Through this type of analysis we have identified another protein that may be important for Rb1 tumor suppression. This protein, encoded by the Thoc1 gene, binds pRb at a position distinct from where E2Fs bind, suggesting multiple cellular proteins may simultaneously bind a single molecule of pRb. Another major area of interest in the lab is to determine the normal function of Thoc1, and to test whether it is important for Rb1 tumor suppression. We are using both molecular and genetic approaches to study this gene, including the creation and analysis of mice containing Thoc1 mutations.

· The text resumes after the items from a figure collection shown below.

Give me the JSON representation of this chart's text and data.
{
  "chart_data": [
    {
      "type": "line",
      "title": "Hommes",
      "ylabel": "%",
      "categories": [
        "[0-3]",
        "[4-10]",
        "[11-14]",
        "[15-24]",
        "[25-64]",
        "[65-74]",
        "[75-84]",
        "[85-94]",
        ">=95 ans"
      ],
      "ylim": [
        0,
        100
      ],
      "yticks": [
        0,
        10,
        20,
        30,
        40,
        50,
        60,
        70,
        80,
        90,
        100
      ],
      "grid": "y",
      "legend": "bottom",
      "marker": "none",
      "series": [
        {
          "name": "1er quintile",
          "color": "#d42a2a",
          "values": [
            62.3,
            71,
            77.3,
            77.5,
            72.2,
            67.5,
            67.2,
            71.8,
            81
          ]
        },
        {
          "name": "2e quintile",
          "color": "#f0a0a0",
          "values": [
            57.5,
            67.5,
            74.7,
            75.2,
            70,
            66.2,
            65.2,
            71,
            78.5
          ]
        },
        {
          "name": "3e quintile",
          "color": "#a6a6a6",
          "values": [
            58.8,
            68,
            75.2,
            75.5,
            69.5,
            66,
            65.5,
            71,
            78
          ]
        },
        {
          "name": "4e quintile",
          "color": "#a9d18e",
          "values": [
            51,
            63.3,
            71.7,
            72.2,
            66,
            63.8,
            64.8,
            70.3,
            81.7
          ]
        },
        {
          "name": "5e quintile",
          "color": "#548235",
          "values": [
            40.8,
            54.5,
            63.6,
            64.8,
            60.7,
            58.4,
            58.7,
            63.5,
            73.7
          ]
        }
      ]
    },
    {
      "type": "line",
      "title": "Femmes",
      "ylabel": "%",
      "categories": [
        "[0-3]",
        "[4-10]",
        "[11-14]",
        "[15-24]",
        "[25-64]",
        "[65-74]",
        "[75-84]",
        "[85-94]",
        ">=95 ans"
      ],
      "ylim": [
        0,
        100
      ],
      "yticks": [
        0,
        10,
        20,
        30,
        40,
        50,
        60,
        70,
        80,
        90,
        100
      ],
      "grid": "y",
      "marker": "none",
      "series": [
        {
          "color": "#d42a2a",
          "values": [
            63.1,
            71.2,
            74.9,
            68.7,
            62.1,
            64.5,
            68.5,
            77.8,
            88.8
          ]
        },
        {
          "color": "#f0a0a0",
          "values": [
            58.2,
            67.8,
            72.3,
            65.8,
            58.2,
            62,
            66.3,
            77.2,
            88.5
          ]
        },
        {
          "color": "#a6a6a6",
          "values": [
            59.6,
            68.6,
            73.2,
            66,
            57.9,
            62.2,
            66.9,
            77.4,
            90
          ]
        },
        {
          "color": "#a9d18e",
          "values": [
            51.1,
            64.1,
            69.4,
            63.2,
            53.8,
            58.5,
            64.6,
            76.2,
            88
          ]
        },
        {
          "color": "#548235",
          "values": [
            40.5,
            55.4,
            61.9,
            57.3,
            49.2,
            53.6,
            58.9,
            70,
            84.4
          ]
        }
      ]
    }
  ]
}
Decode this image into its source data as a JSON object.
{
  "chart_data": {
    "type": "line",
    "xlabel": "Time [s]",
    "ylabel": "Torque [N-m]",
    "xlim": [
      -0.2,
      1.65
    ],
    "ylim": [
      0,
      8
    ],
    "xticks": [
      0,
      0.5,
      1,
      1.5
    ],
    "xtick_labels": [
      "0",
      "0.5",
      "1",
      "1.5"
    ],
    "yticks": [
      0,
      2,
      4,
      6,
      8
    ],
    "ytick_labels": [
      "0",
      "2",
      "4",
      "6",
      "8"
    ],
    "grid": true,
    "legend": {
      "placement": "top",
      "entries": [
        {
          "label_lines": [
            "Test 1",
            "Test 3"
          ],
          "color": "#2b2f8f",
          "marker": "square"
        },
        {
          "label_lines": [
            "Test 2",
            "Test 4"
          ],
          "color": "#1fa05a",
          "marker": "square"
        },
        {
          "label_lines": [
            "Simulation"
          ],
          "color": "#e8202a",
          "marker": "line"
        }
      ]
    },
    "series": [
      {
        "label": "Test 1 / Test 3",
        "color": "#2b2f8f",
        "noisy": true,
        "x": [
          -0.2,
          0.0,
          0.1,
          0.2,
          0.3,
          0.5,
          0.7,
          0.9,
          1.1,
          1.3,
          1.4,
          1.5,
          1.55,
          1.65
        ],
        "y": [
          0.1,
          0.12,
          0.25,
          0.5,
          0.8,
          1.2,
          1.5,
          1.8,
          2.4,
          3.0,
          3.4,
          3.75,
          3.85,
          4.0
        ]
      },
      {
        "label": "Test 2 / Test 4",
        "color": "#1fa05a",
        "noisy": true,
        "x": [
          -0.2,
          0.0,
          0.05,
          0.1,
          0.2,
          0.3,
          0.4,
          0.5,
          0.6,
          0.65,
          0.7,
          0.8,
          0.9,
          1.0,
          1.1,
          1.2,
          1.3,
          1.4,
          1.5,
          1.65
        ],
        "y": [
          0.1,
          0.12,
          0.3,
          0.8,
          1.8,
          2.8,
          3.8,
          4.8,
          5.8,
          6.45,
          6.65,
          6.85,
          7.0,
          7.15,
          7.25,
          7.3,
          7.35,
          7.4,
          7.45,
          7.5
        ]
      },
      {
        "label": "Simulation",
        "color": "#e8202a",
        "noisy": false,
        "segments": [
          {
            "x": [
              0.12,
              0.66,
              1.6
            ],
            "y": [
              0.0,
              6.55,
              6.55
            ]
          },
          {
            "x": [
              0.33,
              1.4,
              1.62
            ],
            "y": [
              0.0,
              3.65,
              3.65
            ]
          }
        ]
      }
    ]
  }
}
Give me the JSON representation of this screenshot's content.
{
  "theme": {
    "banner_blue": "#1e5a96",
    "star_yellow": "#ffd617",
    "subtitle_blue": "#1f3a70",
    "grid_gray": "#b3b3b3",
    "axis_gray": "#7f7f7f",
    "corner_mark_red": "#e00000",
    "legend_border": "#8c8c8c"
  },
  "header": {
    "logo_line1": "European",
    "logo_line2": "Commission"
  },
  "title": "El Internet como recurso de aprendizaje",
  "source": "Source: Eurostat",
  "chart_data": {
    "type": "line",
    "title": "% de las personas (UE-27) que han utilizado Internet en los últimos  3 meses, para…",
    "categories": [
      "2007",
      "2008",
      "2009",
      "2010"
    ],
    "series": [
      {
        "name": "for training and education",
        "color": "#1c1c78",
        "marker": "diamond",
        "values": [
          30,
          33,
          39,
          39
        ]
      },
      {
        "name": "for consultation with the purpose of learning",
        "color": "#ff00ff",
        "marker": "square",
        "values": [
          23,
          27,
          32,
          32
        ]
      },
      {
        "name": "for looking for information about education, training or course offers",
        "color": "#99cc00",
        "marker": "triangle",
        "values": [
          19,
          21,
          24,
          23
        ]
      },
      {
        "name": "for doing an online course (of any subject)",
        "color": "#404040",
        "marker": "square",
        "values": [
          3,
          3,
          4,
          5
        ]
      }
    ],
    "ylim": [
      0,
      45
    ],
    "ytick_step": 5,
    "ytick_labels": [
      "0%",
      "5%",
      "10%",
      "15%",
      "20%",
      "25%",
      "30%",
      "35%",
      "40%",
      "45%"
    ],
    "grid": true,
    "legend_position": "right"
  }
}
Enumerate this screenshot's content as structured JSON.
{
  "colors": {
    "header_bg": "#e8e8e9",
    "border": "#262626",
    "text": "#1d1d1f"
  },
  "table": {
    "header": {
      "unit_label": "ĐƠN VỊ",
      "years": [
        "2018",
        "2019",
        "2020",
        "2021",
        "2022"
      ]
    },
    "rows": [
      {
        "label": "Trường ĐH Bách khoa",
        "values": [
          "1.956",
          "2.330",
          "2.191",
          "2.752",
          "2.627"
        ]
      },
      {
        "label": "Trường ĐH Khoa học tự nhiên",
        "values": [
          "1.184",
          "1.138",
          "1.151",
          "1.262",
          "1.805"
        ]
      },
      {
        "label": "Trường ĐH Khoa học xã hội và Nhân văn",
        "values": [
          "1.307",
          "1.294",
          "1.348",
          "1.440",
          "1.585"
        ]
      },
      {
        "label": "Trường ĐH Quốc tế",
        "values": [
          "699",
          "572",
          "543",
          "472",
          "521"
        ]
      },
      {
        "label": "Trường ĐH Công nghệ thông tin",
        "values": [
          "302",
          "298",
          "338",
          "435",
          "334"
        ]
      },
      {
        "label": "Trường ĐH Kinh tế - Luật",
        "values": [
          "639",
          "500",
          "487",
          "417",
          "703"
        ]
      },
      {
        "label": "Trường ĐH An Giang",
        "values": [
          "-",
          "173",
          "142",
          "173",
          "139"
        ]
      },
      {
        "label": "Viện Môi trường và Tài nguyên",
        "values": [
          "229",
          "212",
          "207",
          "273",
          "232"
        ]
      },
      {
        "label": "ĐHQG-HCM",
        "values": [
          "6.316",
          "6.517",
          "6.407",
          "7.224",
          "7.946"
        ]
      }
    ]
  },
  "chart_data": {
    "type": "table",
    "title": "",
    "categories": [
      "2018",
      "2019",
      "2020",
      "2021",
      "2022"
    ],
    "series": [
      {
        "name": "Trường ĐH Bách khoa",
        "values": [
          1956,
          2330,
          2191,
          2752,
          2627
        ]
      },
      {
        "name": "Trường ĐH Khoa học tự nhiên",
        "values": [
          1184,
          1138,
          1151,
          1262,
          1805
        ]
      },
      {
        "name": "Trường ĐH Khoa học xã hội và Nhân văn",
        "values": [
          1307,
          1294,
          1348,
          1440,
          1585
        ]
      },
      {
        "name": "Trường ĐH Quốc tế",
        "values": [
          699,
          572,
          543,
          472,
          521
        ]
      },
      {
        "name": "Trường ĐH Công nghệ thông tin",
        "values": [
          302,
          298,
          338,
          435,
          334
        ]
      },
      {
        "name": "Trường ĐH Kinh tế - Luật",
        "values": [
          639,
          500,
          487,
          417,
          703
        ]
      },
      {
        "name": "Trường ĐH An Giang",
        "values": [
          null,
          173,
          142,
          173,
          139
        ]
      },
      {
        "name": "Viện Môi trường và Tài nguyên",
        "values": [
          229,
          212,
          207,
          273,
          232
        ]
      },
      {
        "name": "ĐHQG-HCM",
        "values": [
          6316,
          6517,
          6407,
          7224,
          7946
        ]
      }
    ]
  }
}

We have found that the E2F binding deficient Rb1 allele has no detectable tumor suppressor activity in neuroendocrine tissues such as the pituitary and thyroid glands. These tissues expressing the pRb mutant display abnormal cell cycle regulation. Hence the pRb/E2F mechanism is likely critically important for tumor suppression in these tissues. In contrast, the mutant pRb has significant tumor suppressor activity in the prostate gland. Thus the pRb/E2F mechanism is not absolutely required for tumor suppression in the prostate. We are currently attempting to identify the molecular mechanisms that may account for mutant pRb mediated tumor suppression in the prostate, primarily using affinity tagged versions of the mutant Rb1 allele. These findings unexpectedly indicate that pRb may use different molecular mechanisms to suppress tumorigenesis in different tissues. This has important implications for therapies designed to target the Rb1 pathway, as the response to these therapies may vary from tissue to tissue.

 

We have also created several mutant alleles of the mouse Thoc1 gene in order to assess its normal physiological function. Mice homozygous for a Thoc1 null allele are embryonic lethal, with development ceasing at the early blastocyst stage. This demonstrates that Thoc1 is required for normal mouse development. We have also created a hypomorphic Thoc1 allele that expresses reduced levels of protein. Mice homozygous for this allele are viable. However, these mice are smaller than wild type mice, are infertile, and develop lymphoma at increased frequency. We are currently studying the defects in testes development that cause infertility in male mice. Finally, we have constructed a conditional null allele of mouse Thoc1. Thus, we can delete the Thoc1 gene in adult mice in a tissue specific manner. Surprisingly, loss of Thoc1 has little effect on a number of adult tissues, including the mammary gland and the prostate. Thus differentiated cells of the adult animal are more permissive of Thoc1 loss than cells of the developing embryo. Interestingly, we also find that cancer cells are more sensitive to Thoc1 loss than normal differentiated cells. We are currently attempting to verify this hypothesis in vivo using mouse models of cancer. If true, the hypothesis suggests Thoc1 may be a useful molecular target for cancer therapy. Antagonizing Thoc1 function is predicted to preferentially compromise the viability of cancer cells, while sparing normal cells.

 

Using molecular approaches, we have also determined that Thoc1 is the human functional orthologue of the yeast HPR1 gene. Both yeast and human gene products are involved in transcriptional elongation and RNA processing. Preliminary data suggest pRb can inhibit the activity of the Thoc1 protein, potentially providing an additional molecular mechanism by which pRb negatively regulates RNA expression. We are currently validating the physiological significance of the Rb1/Thoc1 interaction in vivo.